O país já tem recorrido ao uso de usinas térmicas por conta da redução da capacidade das usinas hidrelétricas, que são dependentes do combustível importado. Segundo reportagem do Valor Econômico, os desembarques de GNL dos Estados Unidos bateram recorde neste ano, e a Petrobras está buscando mais quatro carregamentos da commodity no mercado à vista.
De acordo com Renato Queiroz, a ampliação da capacidade de usinas termelétricas é prejudicial para a segurança energética do país, tendo em vista que, diferente das hidrelétricas, amplia a dependência nos setores estratégicos da indústria brasileira, não resolvendo o problema a longo prazo e aumentando as tarifas de energia no imediato.
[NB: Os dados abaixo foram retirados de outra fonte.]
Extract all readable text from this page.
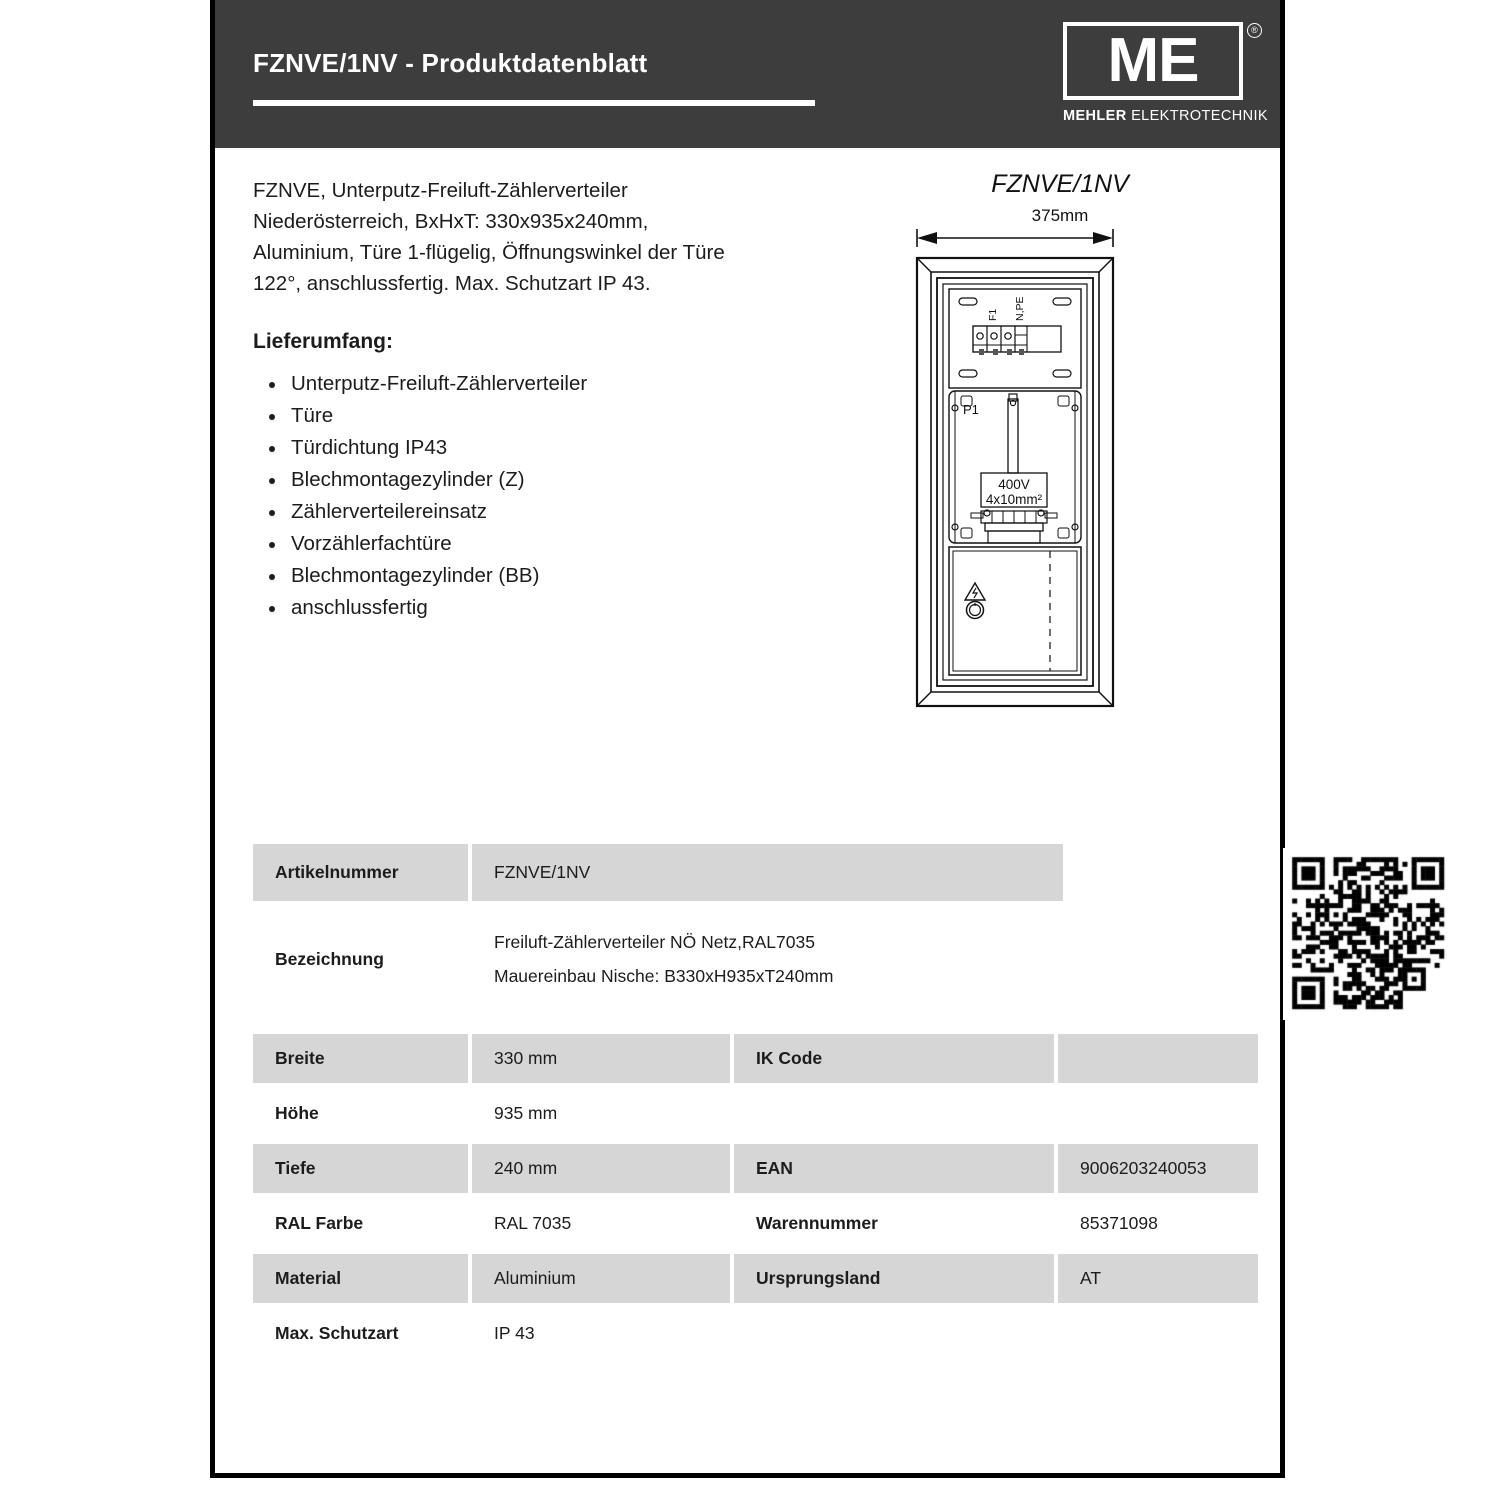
FZNVE/1NV - Produktdatenblatt	ME	®
MEHLER ELEKTROTECHNIK
FZNVE, Unterputz-Freiluft-Zählerverteiler Niederösterreich, BxHxT: 330x935x240mm, Aluminium, Türe 1-flügelig, Öffnungswinkel der Türe 122°, anschlussfertig. Max. Schutzart IP 43.
Lieferumfang:
Unterputz-Freiluft-Zählerverteiler
Türe
Türdichtung IP43
Blechmontagezylinder (Z)
Zählerverteilereinsatz
Vorzählerfachtüre
Blechmontagezylinder (BB)
anschlussfertig
FZNVE/1NV
375mm
F1 N,PE
P1
400V
4x10mm²
Artikelnummer	FZNVE/1NV
Bezeichnung	Freiluft-Zählerverteiler NÖ Netz,RAL7035
Mauereinbau Nische: B330xH935xT240mm
Breite	330 mm	IK Code	
Höhe	935 mm		
Tiefe	240 mm	EAN	9006203240053
RAL Farbe	RAL 7035	Warennummer	85371098
Material	Aluminium	Ursprungsland	AT
Max. Schutzart	IP 43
O acionamento das usinas termelétricas eleva as tarifas de eletricidade, pela cobrança de uma taxa extra aplicada pela Aneel e pela perspectiva de maiores reajustes das tarifas das distribuidoras. Em maio, a Aneel (Agência Nacional de Energia Elétrica) já implementou a bandeira tarifária vermelha, patamar 1, o acréscimo de R$4,169. Em junho, a Agência aplicará o patamar 2 da bandeira tarifária vermelha, R$6,243 para cada 100kWh (quilowatt-hora) consumido.
O aumento das tarifas da eletricidade também incide nos preços das compras dos trabalhadores. A escassez de água para irrigar lavouras de commodities, além da energia em preços altos, tende a elevar a inflação que já está em alta, segundo reportagem do Valor Econômico.
Crise energética é justificativa para privatizar a Eletrobras, segundo secretário do governo
Em entrevista à Jovem Pan, o secretário de política econômica do Ministério da Economia, Adolfo Sachsida, se utilizou da crise energética para defender a privatização, em curso, da Eletrobras.
“O que esse risco nos mostra? A necessidade de privatizarmos a Eletrobras”
Adolfo Sachsida
Segundo Renato Queiroz, no entanto, “vender a Eletrobras durante crise hídrica é tiro no escuro”. A perspectiva de privatização da estatal, que hoje possui cerca de R$14 bilhões em caixa, já pressiona os investimentos em obras, que estão paralisados.
A venda da estatal acirra a diminuição do quadro de funcionários e de investimentos, segundo o pesquisador, e impede ainda mais o planejamento estratégico de reversão do quadro de crise em que se encontra o país.
Para o pesquisador, o investimento em pesquisa pública dentro da estatal é indispensável para a formulação de outras estratégias para assegurar a segurança energética e a produção de energia limpa.